This is the first book to tell in detail the story of the Royal Canadian Air Force and Canadian Forces Air Command. It begins with early developments in Canadian military aviation leading to the formation of the Canadian Air Force in 1918 and the RCAF in 1924. The fledgling RCAF was equipped mainly with wartime hand-me-downs and performed such civilian duties as photography, forestry patrols and spotting rum-runners. By 1936 a small number of obsolete combat aircraft such as the Siskin and Wapiti had been acquired, but most squadrons existed only on paper.
With the Second World War the RCAF grew almost overnight into the fourth largest Allied air force, training thousands of air and ground crew, and operating in major war theatres from the North Pacific, to the North Atlantic War against Hitler's U-boats, to the bombing offensives against Germany. After the war the RCAF was quickly reduced to almost nothing; then, with the impetus of events in Korea and Europe, it rose again to become one of the world's best equipped and most effective air forces, a vital part of NATO, NORAD and United Nations operations.
With unification of the armed forces in 1968 the RCAF ceased to exist and its units became part of the Canadian Armed Forces.

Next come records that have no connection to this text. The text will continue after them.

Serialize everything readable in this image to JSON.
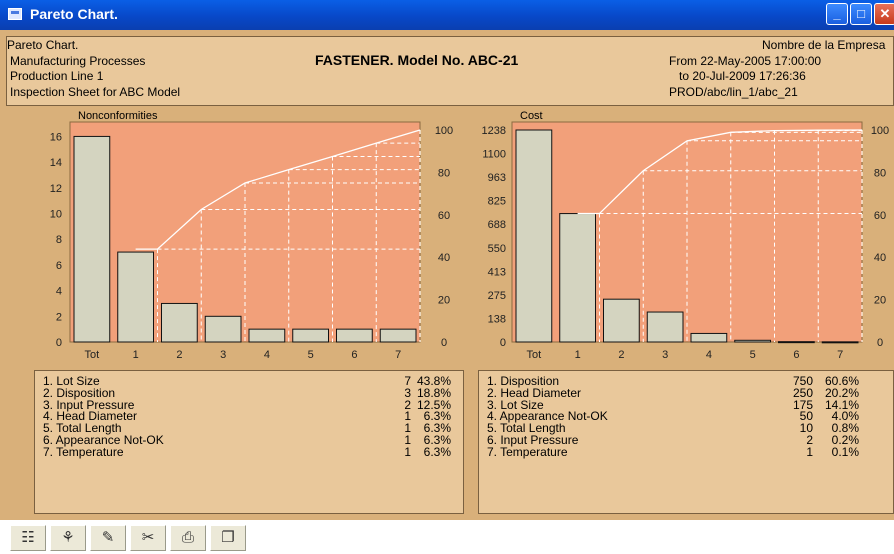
{
  "window": {
    "title": "Pareto Chart."
  },
  "header": {
    "line1": "Pareto Chart.",
    "line2": "Manufacturing Processes",
    "line3": "Production Line 1",
    "line4": "Inspection Sheet for ABC Model",
    "center_title": "FASTENER. Model No. ABC-21",
    "company": "Nombre de la Empresa",
    "from": "From  22-May-2005  17:00:00",
    "to": "to  20-Jul-2009  17:26:36",
    "path": "PROD/abc/lin_1/abc_21"
  },
  "colors": {
    "plot_bg": "#f2a07a",
    "bar_fill": "#d4d4c0",
    "frame": "#d9b07a",
    "panel": "#e9c89b"
  },
  "chart_data": [
    {
      "type": "bar",
      "title": "Nonconformities",
      "categories": [
        "Tot",
        "1",
        "2",
        "3",
        "4",
        "5",
        "6",
        "7"
      ],
      "values": [
        16,
        7,
        3,
        2,
        1,
        1,
        1,
        1
      ],
      "left_ticks": [
        "0",
        "2",
        "4",
        "6",
        "8",
        "10",
        "12",
        "14",
        "16"
      ],
      "left_range": [
        0,
        16.5
      ],
      "right_ticks": [
        "0",
        "20",
        "40",
        "60",
        "80",
        "100"
      ],
      "cumulative_percent": [
        43.8,
        62.5,
        75.0,
        81.3,
        87.5,
        93.8,
        100.0
      ],
      "table": [
        {
          "label": "1. Lot Size",
          "count": "7",
          "pct": "43.8%"
        },
        {
          "label": "2. Disposition",
          "count": "3",
          "pct": "18.8%"
        },
        {
          "label": "3. Input Pressure",
          "count": "2",
          "pct": "12.5%"
        },
        {
          "label": "4. Head Diameter",
          "count": "1",
          "pct": "6.3%"
        },
        {
          "label": "5. Total Length",
          "count": "1",
          "pct": "6.3%"
        },
        {
          "label": "6. Appearance Not-OK",
          "count": "1",
          "pct": "6.3%"
        },
        {
          "label": "7. Temperature",
          "count": "1",
          "pct": "6.3%"
        }
      ]
    },
    {
      "type": "bar",
      "title": "Cost",
      "categories": [
        "Tot",
        "1",
        "2",
        "3",
        "4",
        "5",
        "6",
        "7"
      ],
      "values": [
        1238,
        750,
        250,
        175,
        50,
        10,
        2,
        1
      ],
      "left_ticks": [
        "0",
        "138",
        "275",
        "413",
        "550",
        "688",
        "825",
        "963",
        "1100",
        "1238"
      ],
      "left_range": [
        0,
        1238
      ],
      "right_ticks": [
        "0",
        "20",
        "40",
        "60",
        "80",
        "100"
      ],
      "cumulative_percent": [
        60.6,
        80.8,
        94.9,
        98.9,
        99.7,
        99.9,
        100.0
      ],
      "table": [
        {
          "label": "1. Disposition",
          "count": "750",
          "pct": "60.6%"
        },
        {
          "label": "2. Head Diameter",
          "count": "250",
          "pct": "20.2%"
        },
        {
          "label": "3. Lot Size",
          "count": "175",
          "pct": "14.1%"
        },
        {
          "label": "4. Appearance Not-OK",
          "count": "50",
          "pct": "4.0%"
        },
        {
          "label": "5. Total Length",
          "count": "10",
          "pct": "0.8%"
        },
        {
          "label": "6. Input Pressure",
          "count": "2",
          "pct": "0.2%"
        },
        {
          "label": "7. Temperature",
          "count": "1",
          "pct": "0.1%"
        }
      ]
    }
  ],
  "toolbar": {
    "buttons": [
      {
        "name": "properties-button",
        "icon": "properties-icon",
        "glyph": "☷"
      },
      {
        "name": "filter-button",
        "icon": "filter-icon",
        "glyph": "⚘"
      },
      {
        "name": "edit-button",
        "icon": "pen-icon",
        "glyph": "✎"
      },
      {
        "name": "tools-button",
        "icon": "tools-icon",
        "glyph": "✂"
      },
      {
        "name": "print-button",
        "icon": "printer-icon",
        "glyph": "⎙"
      },
      {
        "name": "copy-button",
        "icon": "copy-icon",
        "glyph": "❐"
      }
    ]
  }
}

Finally, in 1975, CF Air Command was formed, giving Canada an identifiable air force again.
Sixty Years is the story of the people and planes from the early Avro 504 and Vedette to such recent acquisitions as the Aurora maritime patrol aircraft and the CF-18 fighter. The book ends with a look into the future by LGen Paul Manson, Commander of Air Command. It is handsomely illustrated with the finest and largest collection of over 90 specially commissioned colour profiles of RCAF/CF aircraft.